Critique de livre : « Le chasseur », de Tana French

Critique de livre : « Le chasseur », de Tana French


Il y a quatre ans, dans ces pages, la critique Janet Maslin publiait un guide de « l’essentiel du Tana French ». Pour certains fans du français, tous les romans sont incontournables. D'autres préfèrent ses séries autonomes ou sa série Dublin Murder Squad – six mystères vaguement connectés qui explorent différents points de vue et paramètres dans les limites rassurantes d'un même département. L'imprévisibilité et le refus d'être ennuyeux font partie du talent du français, et ils rendent les livres (presque) aussi amusants à débattre qu'à lire.

« The Searcher », publié en 2020, ressemblait à une sorte de cousin des livres précédents ; son héros, Cal Hooper, est un ancien flic de Chicago qui cherche un peu de paix en s'installant dans un village isolé de l'ouest de l'Irlande. Au lieu de cela, un paria rebelle et préadolescent nommé Trey Reddy demande son aide pour retrouver son frère disparu. Comme Cal l'apprend bientôt, les collines d'Ardnakelty regorgent de « choses invisibles » ; la communauté très unie est claustrophobe et auto-surveillante. Ses règles et codes tacites s’avèrent presque impénétrables.

Dans « The Hunter », Cal, deux ans son aîné, vit toujours à Ardnakelty. À l'heure actuelle, l'Irlande rurale a perdu son charme romantique, mais il a trouvé une véritable romance avec une femme locale, Lena, et a développé une relation paternelle avec l'adolescent Trey. Intelligent, colérique et talentueux, Trey – qui aide Cal à remettre en état et à réparer de vieux meubles – a gagné le respect réticent des villageois qui tardent à abandonner leur idée de la famille Reddy comme des perdants consacrés de la ville.

Lorsque Johnny, le père imprudent de Trey, réapparaît, il suit des plans pour devenir riche rapidement et un riche Londonien désireux de renouer avec ses racines – une « rizière en plastique » remplie de rêves d'Ould Sod. Cal et Lena veulent que Trey reste à l'écart, mais elle a des idées différentes. C'est plus qu'une rébellion d'adolescent ; ce que Trey ne peut pas voir, c'est que les adultes se battent pour son avenir dans un endroit où le fatalisme a presque remplacé la religion.

Pour un étranger, les rythmes prévisibles de la vie du village (les jeudis au pub, les potins à l'épicerie) semblent étrangement inchangés ; nous – grâce à Cal – savons différemment.
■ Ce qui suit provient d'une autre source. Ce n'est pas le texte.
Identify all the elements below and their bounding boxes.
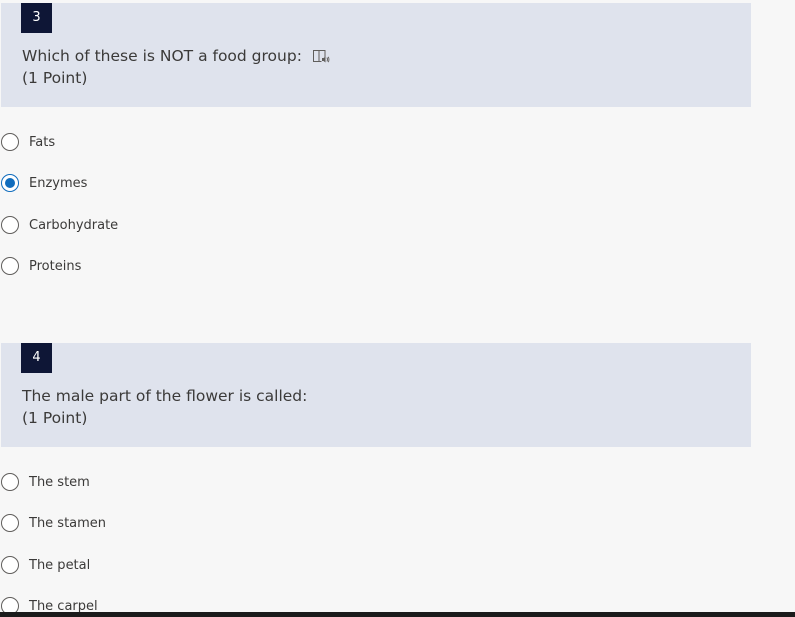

Personne à Ardnakelty ne se fait d'illusions : les célibataires âgés manquent de femmes, les jeunes ne trouvent pas de travail et le changement climatique détruit leur mode de vie en temps réel.

En duo, les romans de Cal Hooper dressent un riche portrait d’une époque et d’un lieu. Mais c'est le rare roman français de Tana où je pense qu'il est nécessaire d'avoir lu le prédécesseur, malgré une exposition assez minutieuse. Et même si une partie de ce rythme semble délibérée – d’une pièce avec la chaleur « effrontée et implacable » et les longues et tendues journées d’été –, elle est parfois en retard.

Le dialogue de French est parmi les meilleurs du secteur, et c'est un plaisir de la voir évoluer entre la langue vernaculaire américaine et irlandaise. En général, les plus grands plaisirs du roman – les véritables rebondissements mis à part – résident dans l’intersection spécifique de l’étranger et de l’indigène, et en particulier dans le besoin déterminé du premier d’idéaliser, de revendiquer, de teinter des rivières entières en vert – « un mauvais cas de séduction ».

C'est peut-être pour cela que Cal ressemble parfois plus à un avatar qu'à un personnage pleinement épanoui. On nous dit si souvent qu'il est un type stand-up que nous commençons à nous demander quel est son véritable côté obscur. Lena, elle aussi, est honnête et fiable, et toutes les deux, on nous le dit souvent, aiment Trey. Mais il leur manque la complexité du reste du casting – comme le centre nerveux rusé et énigmatique du village, Mart Lavin (l’une des plus grandes créations françaises) et l’énergie de l’anarchique Trey. Le français est tout simplement meilleur contre les méchants, ou du moins contre les rusés.

Et Ardnakelty n’est rien sinon délicat. Le village secret est un trope aussi vieux que les mystères – aussi vieux que l’humanité elle-même. Mais le français fait plus que montrer le mal banal derrière un visage souriant. Elle le rend particulier en tant que boiterie d'un chien frappé et braises mourantes dans un tonneau en acier – et nous rappelle que nous sous-estimons de tels endroits à nos risques et périls.